Then you have those who claim a real and personal commitment to an integrated faith but a close examination of what they profess to be true leaves their honesty, sincerity, or intelligence in question. When Mitt Romney was running for president in 2012, though I voted for him as the better of the two candidates, I questioned all three in his regard because of his professed devotion to the Mormon faith. Any moderately thorough, honest and sincere investigation of the origin, history, and claims of Mormonism should lead to its rejection by any intelligent person.
Looking back 35 years now to the days of discovery in my spiritual life, I do believe I was awakened to the incoherence of my own existence. But what jarred me out of my functional agnosticism? As I wrote about last time, there was no event or experience that prompted me to become aware of the unexplored depths of reality. Neither was I personally confronted or challenged to jump ship, so to speak, and examine my beliefs more objectively.

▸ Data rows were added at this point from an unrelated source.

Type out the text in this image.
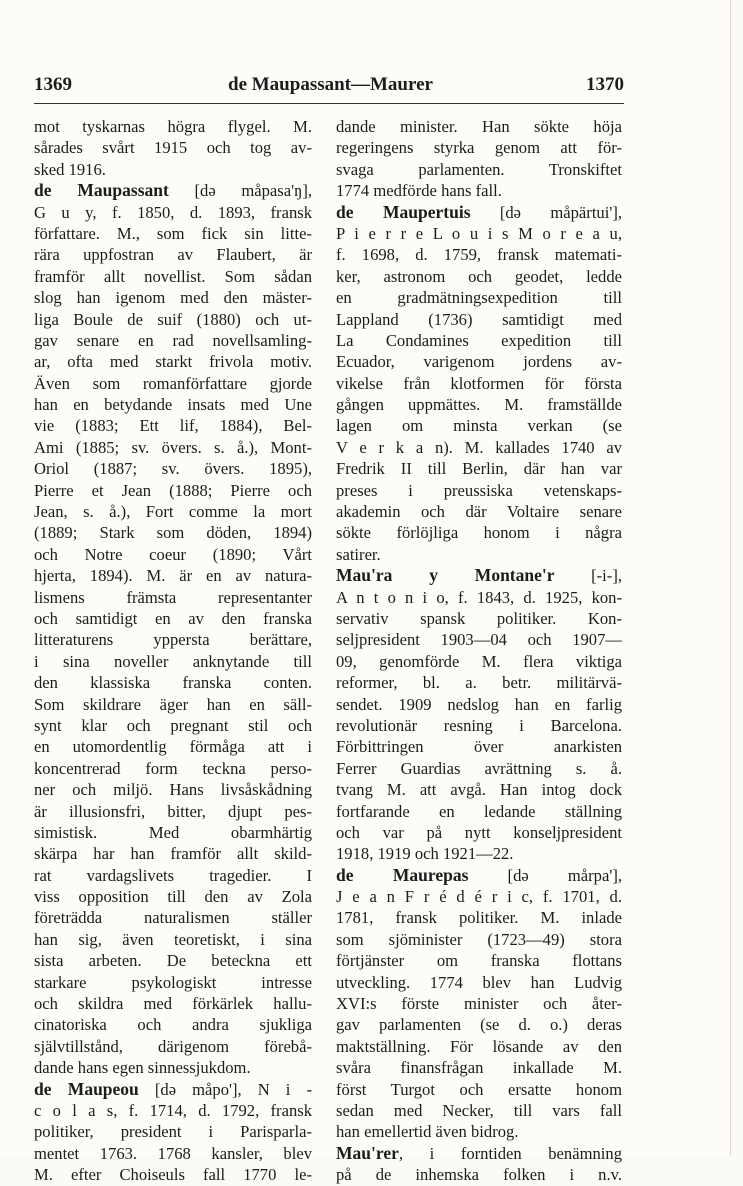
1369	de Maupassant—Maurer	1370
mot tyskarnas högra flygel. M.
sårades svårt 1915 och tog av-
sked 1916.
de Maupassant [də måpasa'ŋ],
G u y, f. 1850, d. 1893, fransk
författare. M., som fick sin litte-
rära uppfostran av Flaubert, är
framför allt novellist. Som sådan
slog han igenom med den mäster-
liga Boule de suif (1880) och ut-
gav senare en rad novellsamling-
ar, ofta med starkt frivola motiv.
Även som romanförfattare gjorde
han en betydande insats med Une
vie (1883; Ett lif, 1884), Bel-
Ami (1885; sv. övers. s. å.), Mont-
Oriol (1887; sv. övers. 1895),
Pierre et Jean (1888; Pierre och
Jean, s. å.), Fort comme la mort
(1889; Stark som döden, 1894)
och Notre coeur (1890; Vårt
hjerta, 1894). M. är en av natura-
lismens främsta representanter
och samtidigt en av den franska
litteraturens yppersta berättare,
i sina noveller anknytande till
den klassiska franska conten.
Som skildrare äger han en säll-
synt klar och pregnant stil och
en utomordentlig förmåga att i
koncentrerad form teckna perso-
ner och miljö. Hans livsåskådning
är illusionsfri, bitter, djupt pes-
simistisk. Med obarmhärtig
skärpa har han framför allt skild-
rat vardagslivets tragedier. I
viss opposition till den av Zola
företrädda naturalismen ställer
han sig, även teoretiskt, i sina
sista arbeten. De beteckna ett
starkare psykologiskt intresse
och skildra med förkärlek hallu-
cinatoriska och andra sjukliga
självtillstånd, därigenom förebå-
dande hans egen sinnessjukdom.
de Maupeou [də måpo'], N i -
c o l a s, f. 1714, d. 1792, fransk
politiker, president i Parisparla-
mentet 1763. 1768 kansler, blev
M. efter Choiseuls fall 1770 le-
dande minister. Han sökte höja
regeringens styrka genom att för-
svaga parlamenten. Tronskiftet
1774 medförde hans fall.
de Maupertuis [də måpärtui'],
P i e r r e L o u i s M o r e a u,
f. 1698, d. 1759, fransk matemati-
ker, astronom och geodet, ledde
en gradmätningsexpedition till
Lappland (1736) samtidigt med
La Condamines expedition till
Ecuador, varigenom jordens av-
vikelse från klotformen för första
gången uppmättes. M. framställde
lagen om minsta verkan (se
V e r k a n). M. kallades 1740 av
Fredrik II till Berlin, där han var
preses i preussiska vetenskaps-
akademin och där Voltaire senare
sökte förlöjliga honom i några
satirer.
Mau'ra y Montane'r [-i-],
A n t o n i o, f. 1843, d. 1925, kon-
servativ spansk politiker. Kon-
seljpresident 1903—04 och 1907—
09, genomförde M. flera viktiga
reformer, bl. a. betr. militärvä-
sendet. 1909 nedslog han en farlig
revolutionär resning i Barcelona.
Förbittringen över anarkisten
Ferrer Guardias avrättning s. å.
tvang M. att avgå. Han intog dock
fortfarande en ledande ställning
och var på nytt konseljpresident
1918, 1919 och 1921—22.
de Maurepas [də mårpa'],
J e a n F r é d é r i c, f. 1701, d.
1781, fransk politiker. M. inlade
som sjöminister (1723—49) stora
förtjänster om franska flottans
utveckling. 1774 blev han Ludvig
XVI:s förste minister och åter-
gav parlamenten (se d. o.) deras
maktställning. För lösande av den
svåra finansfrågan inkallade M.
först Turgot och ersatte honom
sedan med Necker, till vars fall
han emellertid även bidrog.
Mau'rer, i forntiden benämning
på de inhemska folken i n.v.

The most reasonable explanation, one that I can’t prove but am convinced of experientially, is that God himself drew me out into the depths. The way I like to put it is that he stirred me up to seek him. In keeping with my imagery of an oblivious little boat floating mindlessly on an ocean of unfathomable depth and breadth, he agitated the waters beneath me enough to wake me up and cause me to begin to see the magnitude of the unknown and unacknowledged reality underneath my superficial existence.